Second, the experience inside law firms is changing fast. Many firms now treat generative AI the way they treat conflicts checks or document retention: as a compliance issue, not merely a tech issue. After public sanctions, firms have had to rewrite internal policies, train lawyers on verification protocols, restrict which tools may be used, and remind partners that a signature still means personal responsibility. AI is becoming less like a secret shortcut and more like a supervised intern who works fast, sounds impressive, and absolutely cannot be left unsupervised with your final brief.
Third, judges are learning that the old courtroom instinct of “I know a bad citation when I see one” is no longer enough. AI mistakes can look polished, complete with formal tone, pinpoint cites, and fabricated quotations. That has changed the daily experience of chambers. Judges and clerks are spending more time verifying sources, questioning suspicious authorities, and asking parties how filings were prepared. Some judges now want declarations. Others want disclosure within the document itself. Still others are doubling down on technology-neutral rules while making clear that the next hallucinated footnote may end in sanctions.
Fourth, self-represented litigants and lower-cost legal service providers are part of this story too. AI can genuinely help people organize facts, draft timelines, and understand procedural basics. That benefit is real. Some judges and commentators have specifically warned that overly rigid anti-AI rules could unintentionally hurt people with limited resources. The better experience, many courts seem to be concluding, is not a hard ban but a trust-but-verify model. Use the tool if you must, but do not ask the court to trust what you have not checked.
Finally, there is a cultural experience inside the profession that is harder to quantify but impossible to miss: embarrassment. No litigator wants to become the cautionary tale passed around judicial conferences, ethics panels, or group chats full of associates saying, “Please tell me this brief was not real.” The shame factor is quietly doing regulatory work of its own. Judges do not need to ban every AI-assisted filing when public sanctions, written opinions, and disciplinary referrals already send a blunt message. The profession is absorbing a new norm. AI can help draft. AI cannot take the oath. AI cannot sign the Rule 11 certification. And AI definitely cannot stand at counsel table explaining why its fake cases all happened to support your argument perfectly.
Conclusion
Courts are evolving AI rules for legal filings in the most judicial way possible: unevenly, cautiously, and with a growing stack of warnings for anyone who mistakes efficiency for accuracy. The big picture, though, is increasingly clear. American courts are not building a future where AI is forbidden. They are building one where AI use is tolerated, sometimes disclosed, occasionally certified, and always subject to human accountability.

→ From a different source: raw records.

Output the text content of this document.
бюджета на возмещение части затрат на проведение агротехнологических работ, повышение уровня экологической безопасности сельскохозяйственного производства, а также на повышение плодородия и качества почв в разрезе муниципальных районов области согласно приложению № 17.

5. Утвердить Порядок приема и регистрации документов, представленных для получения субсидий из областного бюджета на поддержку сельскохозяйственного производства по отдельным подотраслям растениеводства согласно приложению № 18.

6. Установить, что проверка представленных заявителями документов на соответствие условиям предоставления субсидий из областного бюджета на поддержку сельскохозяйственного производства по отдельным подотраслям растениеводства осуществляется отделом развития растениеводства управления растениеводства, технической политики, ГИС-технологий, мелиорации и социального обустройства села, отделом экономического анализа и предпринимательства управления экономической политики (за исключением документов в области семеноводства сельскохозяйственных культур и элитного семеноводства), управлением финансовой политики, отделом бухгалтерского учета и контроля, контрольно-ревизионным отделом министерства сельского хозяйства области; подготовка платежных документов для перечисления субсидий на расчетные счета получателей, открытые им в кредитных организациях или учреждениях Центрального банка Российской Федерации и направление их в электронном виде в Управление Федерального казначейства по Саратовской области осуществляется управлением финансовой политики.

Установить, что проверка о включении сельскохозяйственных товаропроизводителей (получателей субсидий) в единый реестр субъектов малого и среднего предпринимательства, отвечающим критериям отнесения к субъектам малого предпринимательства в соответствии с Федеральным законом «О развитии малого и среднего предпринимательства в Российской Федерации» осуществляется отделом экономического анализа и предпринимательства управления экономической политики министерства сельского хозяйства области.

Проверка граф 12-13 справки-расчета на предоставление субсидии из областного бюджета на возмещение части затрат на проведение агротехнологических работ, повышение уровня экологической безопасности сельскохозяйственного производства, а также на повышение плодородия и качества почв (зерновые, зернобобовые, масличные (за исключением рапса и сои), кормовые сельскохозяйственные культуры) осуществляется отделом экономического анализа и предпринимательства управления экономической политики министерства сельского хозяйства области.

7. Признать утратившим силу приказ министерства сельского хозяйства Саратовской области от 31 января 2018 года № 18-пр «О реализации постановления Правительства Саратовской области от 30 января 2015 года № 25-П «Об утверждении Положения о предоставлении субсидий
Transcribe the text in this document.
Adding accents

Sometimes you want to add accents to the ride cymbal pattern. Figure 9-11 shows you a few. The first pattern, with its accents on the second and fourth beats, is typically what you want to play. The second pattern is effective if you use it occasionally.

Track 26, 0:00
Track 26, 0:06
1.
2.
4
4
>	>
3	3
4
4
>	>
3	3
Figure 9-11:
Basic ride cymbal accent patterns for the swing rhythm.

That is probably the right destination. Law has always absorbed new tools, from online research databases to e-discovery software to remote hearings. Generative AI is different only because it can mimic legal reasoning well enough to tempt lawyers into trusting it too much. Courts have now answered that temptation with a simple rule that cuts across every standing order, sanctions opinion, and ethics memo: verify first, file second, and do not blame the robot after the fact.